Hal tersebut memang sangat terpuji.
Namun, kaitannya dengan dunia politik, ternyata
saat ini pun masih ada budaya santun dalam politik Indonesia. Sungguh luar
biasa karena elit politik kita tidak melupakan “budaya santun” ini. Ya, make a
sense, yang saya maksud adalah “budaya politik santun”. Kata – kata itu bisa
saja berkonotasi positif atau negative. Namun sebelum saya menyebutkan konotasi
yang saya maksud mari kita ikuti uraian singkat saya ini.
Politik santun adalah sebuah “gaya” politik baru
yang kini marak diaplikasikan oleh elit politik. Dengan politik ini, maka mereka
selalu berpenampilan menarik, sopan, dan bersahaja untuk tujuan mengumpulkan
suara dukungan dari rakyat. Pasti semua pihak tahu dan hal ini sudah bukan
rahasia lagi. Sewaktu sedang berkampanye maka para kandidat selalu member “janji
manis” bahwa mereka AKAN menyejahterakan seluruh rakyat. Bahkan tidak hanya
pada saat proses pemilihan. Pada saat mereka sudah menjabat sebuah jabatan
politikpun, sikap santun, dan yang selalu berusaha untuk menyenangkan berbagai
pihak tetap mereka lakukan. Meskipun public tak pernah tahu, “something
behind the fact”. Celakanya, sebenarnya demi menjaga “kesantunan” ini
pejabat politik di sana banyak yang memanipulasi data agar seolah – olah rakyat
benar – benar sejahtera dan janji AKAN-nya pun terpenuhi. Sesungguhnya upaya
tersebut tidak lebih dari sebuah bentuk pencitraan yang kurang “smart” menurut
saya. Pencitraan seperti di atas tak ubah sebuah pembodohan dan kebohongan
public yang terlegalkan. Apabila terus menerus dibudidayakan sebaiknya cepat –
cepatlah mengatakan “bye bye Indonesia from global situation”. Hal tersebut
pastinya hanya akan menghambat kemajuan Indonesia. Pemerintah tidak perlu
membohongi masa apabila pada kenyataannya situasi yang mereka hadapi saat ini
memang situasi yang buruk. Dengan memberikan laporan yang salah itu maka
Indonesia akan terbuai dan dininabobokan dengan keadaan yang fiktif yang telah
dipublikasikan sementara pada kenyataannya rakyat masih sangat menderita.

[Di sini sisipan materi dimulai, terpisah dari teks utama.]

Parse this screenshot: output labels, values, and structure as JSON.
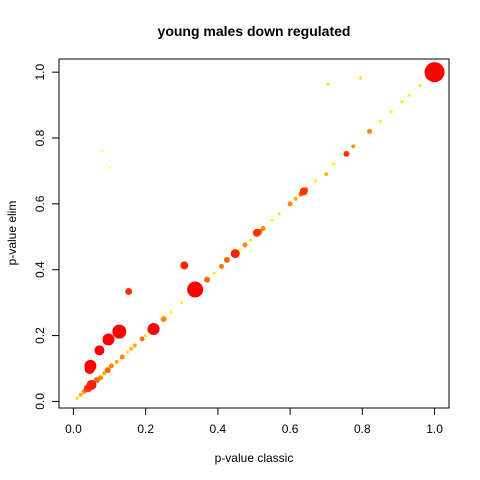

Dari uraian di atas, maka dapat dilihat bahwa
santun yang di ajarkan pada saat kita SD dengan santun yang dilakukan oleh para
elit politik sangat berbeda pada maksud dan tujuannya. Pencitraan santun yang
terjadi pada para elit ini harus dihentikan apabila santun tersebut disalah
gunakan sebagai tameng bermuka dua dari mereka saja. Karena biasanya dengan
pencitraan santun itu, maka ketika para pejabat dikritik mereka akan
MATI-MATIAN membela citranya saja bukan kepentingan rakyat. All in all, kita
butuh praktik nyata bukan hanya sekadar pencitraan santun. So, buat seluruh
teman – temanku khususnya Ilmu Pemerintahan UNDIP,2011 khusunya, ayo kita harus
bisa jadi pemimpin yang benar – benar pemimpin.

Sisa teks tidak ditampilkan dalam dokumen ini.